Setelah menyelesaikan pekerjannya, mantan tahanan politik tersebut, duduk santai sambil membetulkan topi yang dikenakannya. Menurut bapak tiga anak ini, hidup ini seperti air, terus mengalir. Semua peristiwa yang pernah ia alami, dianggapnya sebagai ranting yang menahan aliran air. Termasuk, pengalaman yang dia alami pada seputaran 1965.

"Saya ini bukan (anggota) PKI. Tapi saya ditahan, karena disangka komunis. Hak-hak saya sebagai warga sipil hilang dan saya tidak diberi kesempatan untuk membela diri," ujar Babe.

Dia berkisah pada 1965, saat masih berstatus mahasiswa semester tiga Universitas HOS Cokroaminoto, Surakarta. Babe mengaku, dia memang gemar membaca buku-buku bertema komunis. Meski demikian dia tidak pernah bersinggungan dengan Partai Komunis Indonesia (PKI).

"Saya ditangkap pada 16 Oktober 1965. Yang menangkap saya adalah orang-orang anti-PKI. Selain saya, yang ditangkap kepala penerangan Bun Marsudiarjo," tambahnya.

Menurut Babe, dirinya sama sekali tidak menyangka jika dia dituding terlibat dengan PKI. Saat itu dia pulang Kaliwungu karena seorang temannya, Romudhus Riyanto, berkunjung kekediamannya. Tapi tiba-tiba temannya itu, ditangkap anti-PKI itu. Dan, Romudhus tidak akan dibebaskan jika Babe tidak datang ke tempat Romudhus ditangkap.

"Karena saya tidak tahu apa-apa, saya tetap saja datang untuk membebaskan teman saya itu. Tapi sesampai di sana, Romudhus dibebaskan, dan saya malah ditangkap," dia mengenang.

Setelah ditangkap, Babe, langsung ditelanjangi dan dihajar habis-habisan. Kemudian dimasukkan ke penjara di Kaliwungu. Selama di dalam penjara, Babe ditempatkan di kamar yang dipercaya sebagai tempat yang paling angker dan  semua yang ditempatkan di situ pasti meninggal dunia.

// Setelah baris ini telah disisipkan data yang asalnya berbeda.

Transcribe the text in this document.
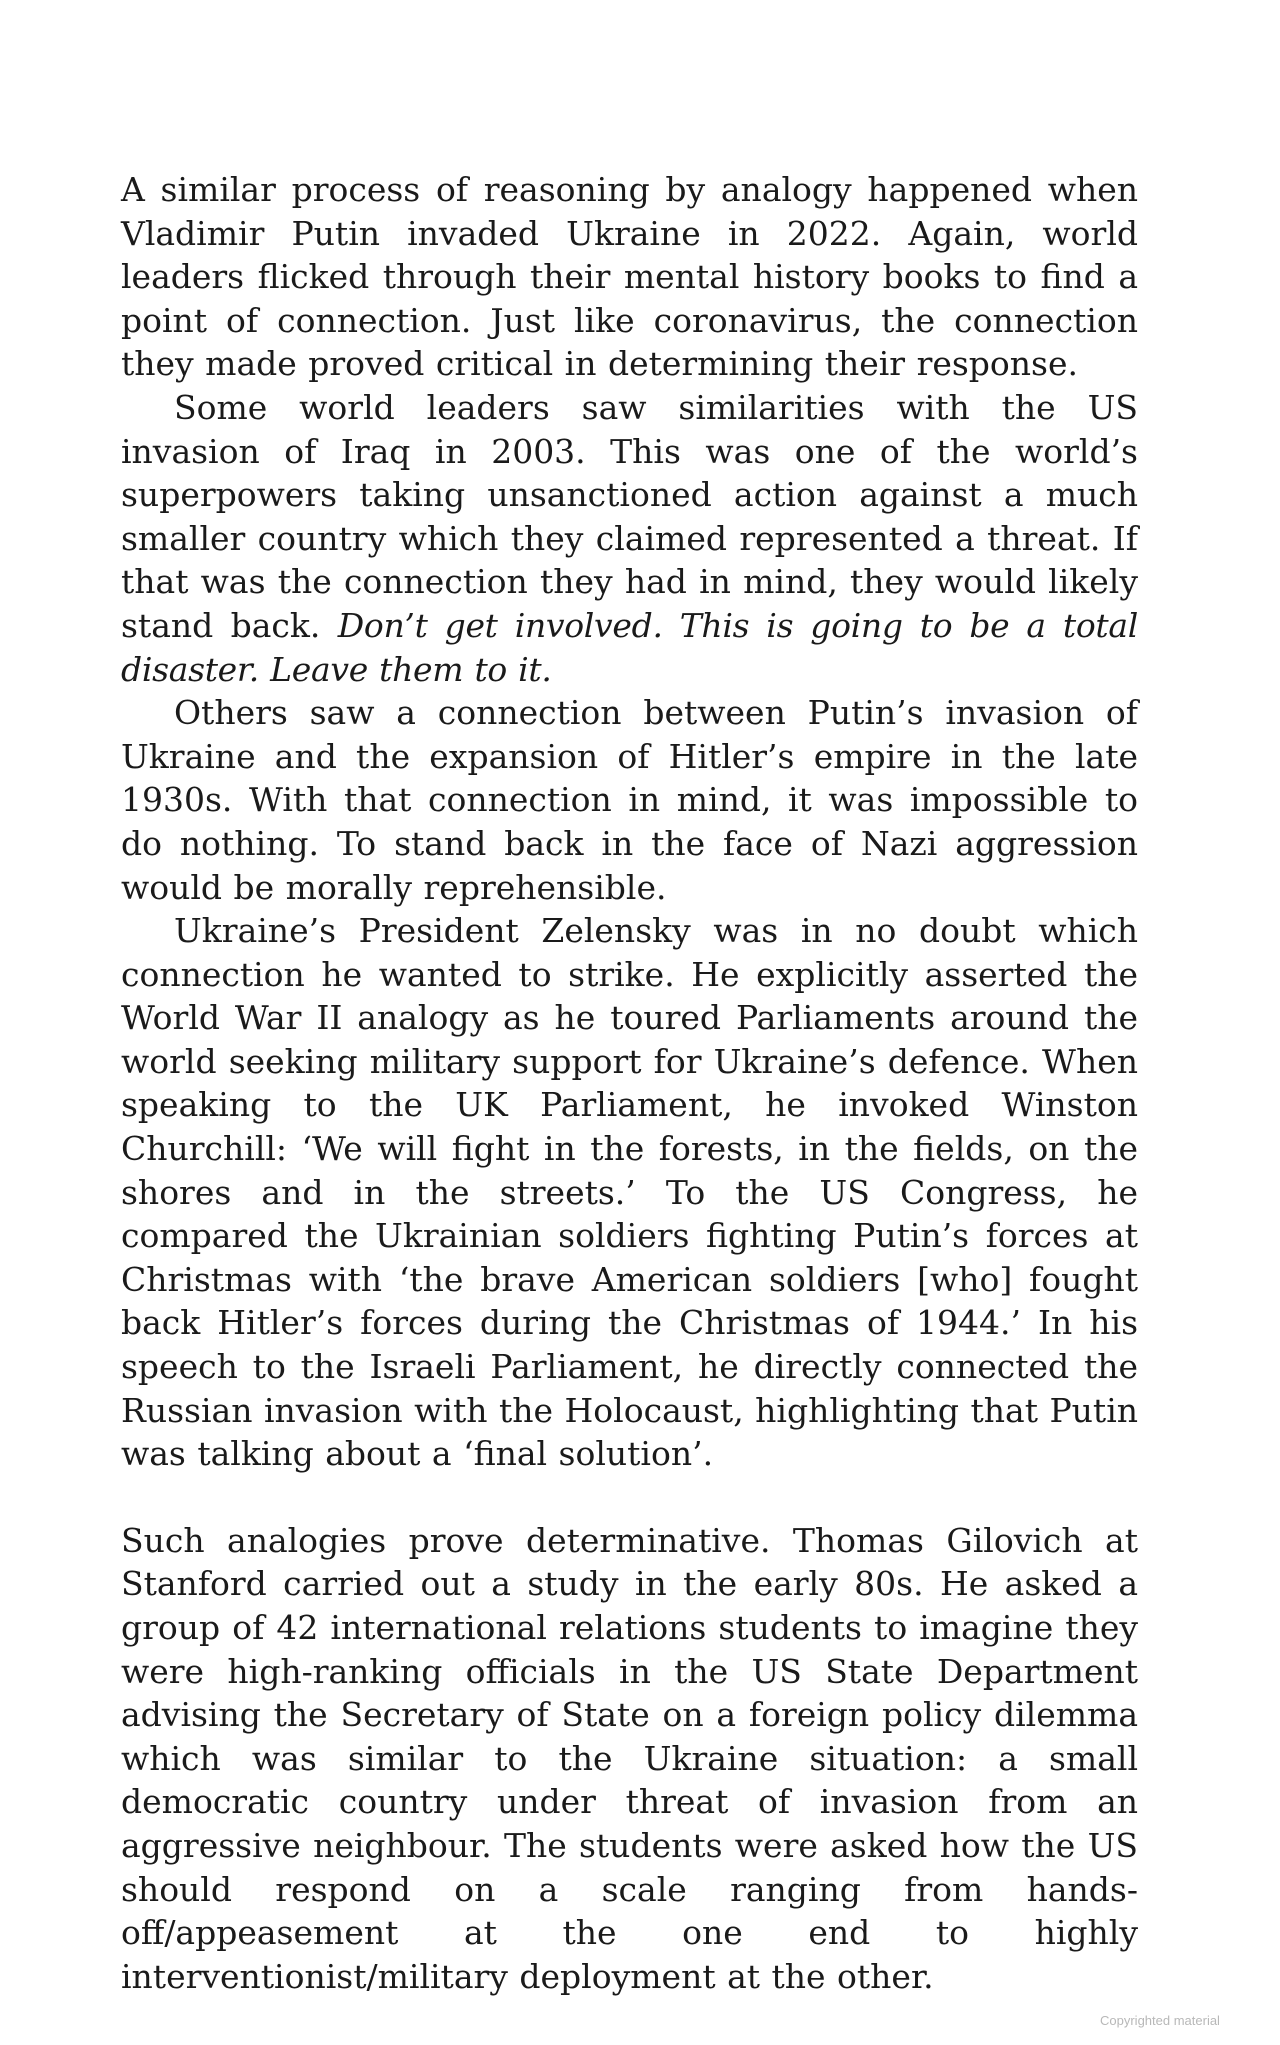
A similar process of reasoning by analogy happened when Vladimir Putin invaded Ukraine in 2022. Again, world leaders flicked through their mental history books to find a point of connection. Just like coronavirus, the connection they made proved critical in determining their response.

Some world leaders saw similarities with the US invasion of Iraq in 2003. This was one of the world’s superpowers taking unsanctioned action against a much smaller country which they claimed represented a threat. If that was the connection they had in mind, they would likely stand back. Don’t get involved. This is going to be a total disaster. Leave them to it.

Others saw a connection between Putin’s invasion of Ukraine and the expansion of Hitler’s empire in the late 1930s. With that connection in mind, it was impossible to do nothing. To stand back in the face of Nazi aggression would be morally reprehensible.

Ukraine’s President Zelensky was in no doubt which connection he wanted to strike. He explicitly asserted the World War II analogy as he toured Parliaments around the world seeking military support for Ukraine’s defence. When speaking to the UK Parliament, he invoked Winston Churchill: ‘We will fight in the forests, in the fields, on the shores and in the streets.’ To the US Congress, he compared the Ukrainian soldiers fighting Putin’s forces at Christmas with ‘the brave American soldiers [who] fought back Hitler’s forces during the Christmas of 1944.’ In his speech to the Israeli Parliament, he directly connected the Russian invasion with the Holocaust, highlighting that Putin was talking about a ‘final solution’.

Such analogies prove determinative. Thomas Gilovich at Stanford carried out a study in the early 80s. He asked a group of 42 international relations students to imagine they were high-ranking officials in the US State Department advising the Secretary of State on a foreign policy dilemma which was similar to the Ukraine situation: a small democratic country under threat of invasion from an aggressive neighbour. The students were asked how the US should respond on a scale ranging from hands-off/appeasement at the one end to highly interventionist/military deployment at the other.

Copyrighted material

"Tapi kenyataannya, aku yidak mati. Saya malah senang ditempatkan di kamar itu. Meskipun campur dengan mayat-mayat tahanan politik lain, tapi aku bisa tidur pulas dan seenaknya. Sebab di kamar lain, satu kamar diisi puluhan orang, sehingga mereka tidurnya jongkok," ujar Babe.

Setelah mendekam beberapa bulan di penjara Kaliwungu, pada Januari 1966, Babe dipindah ke penjara Kendal. Di sana, setiap hari Babe dihajar dan hanya diberi makan jagung. Sekali makan hanya diberi jatah 70 hingga 90 butir jagung yang membuat badan pria itu menjadi sangat kurus.

"Banyak yang meninggal di penjara Kendal tersebut. Sebab penjara itu adalah penjara kematian. Yang datang di situ, tidak lama pasti mati," tambah dia.